Интересно, долго нам еще до цивилизации? Шаг на борт парохода, принадлежащего Роландской империи — все равно, что шаг по родной земле. На пароходе своя, нормальная служба правопорядка. Они быстро разберутся с фраканской швалью, которая пытается нам испортить жизнь.
Я шла, прижав к лицу рукав, и дыша сквозь ткань. Так меньше воняло. Остальные делали вид, что всю жизнь провели в вонючих доках. Поразительная невосприимчивость!
Шуршание сбоку. Я резко обернулась. Рука сама потянулась к карману.
Серый зверек шмыгнул к мешкам.
Крыса!
Бездна мне за пазуху. Это же КРЫСА!
Бок ощутимо кольнуло.
— Только попробую заорать или достать ствол! Прирежу, как порося. Кивни, если поняла.

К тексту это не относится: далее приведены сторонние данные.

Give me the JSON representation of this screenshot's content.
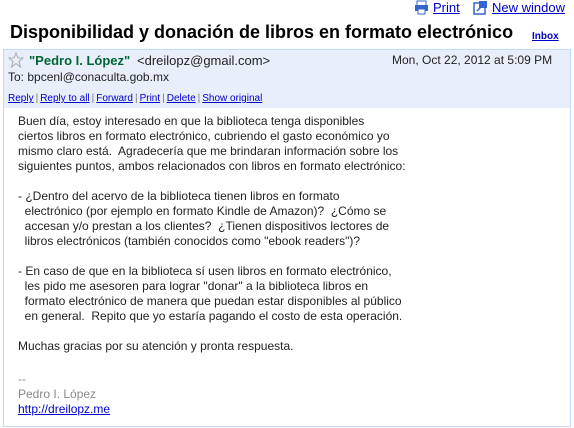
{
  "toolbar": {
    "print_label": "Print",
    "new_window_label": "New window"
  },
  "subject": "Disponibilidad y donación de libros en formato electrónico",
  "label": "Inbox",
  "message": {
    "sender_name": "\"Pedro I. López\"",
    "sender_email": "<dreilopz@gmail.com>",
    "date": "Mon, Oct 22, 2012 at 5:09 PM",
    "to": "To: bpcenl@conaculta.gob.mx",
    "actions": [
      "Reply",
      "Reply to all",
      "Forward",
      "Print",
      "Delete",
      "Show original"
    ],
    "body": "Buen día, estoy interesado en que la biblioteca tenga disponibles\nciertos libros en formato electrónico, cubriendo el gasto económico yo\nmismo claro está.  Agradecería que me brindaran información sobre los\nsiguientes puntos, ambos relacionados con libros en formato electrónico:\n\n- ¿Dentro del acervo de la biblioteca tienen libros en formato\n  electrónico (por ejemplo en formato Kindle de Amazon)?  ¿Cómo se\n  accesan y/o prestan a los clientes?  ¿Tienen dispositivos lectores de\n  libros electrónicos (también conocidos como \"ebook readers\")?\n\n- En caso de que en la biblioteca sí usen libros en formato electrónico,\n  les pido me asesoren para lograr \"donar\" a la biblioteca libros en\n  formato electrónico de manera que puedan estar disponibles al público\n  en general.  Repito que yo estaría pagando el costo de esta operación.\n\nMuchas gracias por su atención y pronta respuesta.",
    "signature": {
      "dash": "--",
      "name": "Pedro I. López",
      "url": "http://dreilopz.me"
    }
  },
  "colors": {
    "header_bg": "#e8eefa",
    "border": "#c3d9ff",
    "link": "#0000cc",
    "sender": "#006633"
  }
}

Я поймала вопросительный взгляд дяди, который ушел шагов на десять вперед.
— Улыбайся, бездна тебя побери!
Надо отпихнуть, броситься к дяде — он спасет, он поможет, если нажаловаться на бесстыжую девицу, которая обещала меня прирезать. И ведь прирежет. Без всякого сожаления. Угораздило же связаться…
— Здесь так воняет, — я выразительно помахала ладонью около лица, — голова закружилась.
Истинная дарьета всегда имеет право на приступ дурноты.
Вот и дядя поверил. Кивнул, повернулся и зашагал дальше.
На мгновение, стало обидно от такой доверчивости! Мог и проверить, почему девицы вдруг решили обниматься и шептаться по дороге.
— Да, отпусти уже! — я заехала локтем ей в бок.
Ракель отпустила, но тут же притянула, прошептав:
— Помни, я слежу за тобой, Маха Рыжая Грива. Думай об этом, когда решишь подурить.
Я поморщилась, потерла бок. Никого я ненавидела в своей жизни больше, чем сейчас Ракель. Даже ненависть к Леону и та потускнела.
Думает, нож под ребро — и я испугалась, став послушной? ВанКовенберхи так просто не сдаются! Дайте добраться до парохода, и я за все рассчитаюсь.
Интересно, кто такая Маха? А вот рыжая грива — вульгарно!
Впрочем, что еще ожидать от уличной девки, которая босой разгуливает среди бела дня! Что ожидать… Действительно, что ожидать от девицы, которая носит с собой нож и револьвер? И юбка у нее… Я только сейчас заметила, что юбка у Ракель обзавелась разрезами по бокам, и при каждом шаге из-под благородного темно-синего материала ярко-красным выстреливали штаны в обтяжку.
Ах, сколько почтенных дарьет сейчас бы кипели от негодования. Все, которых я знаю.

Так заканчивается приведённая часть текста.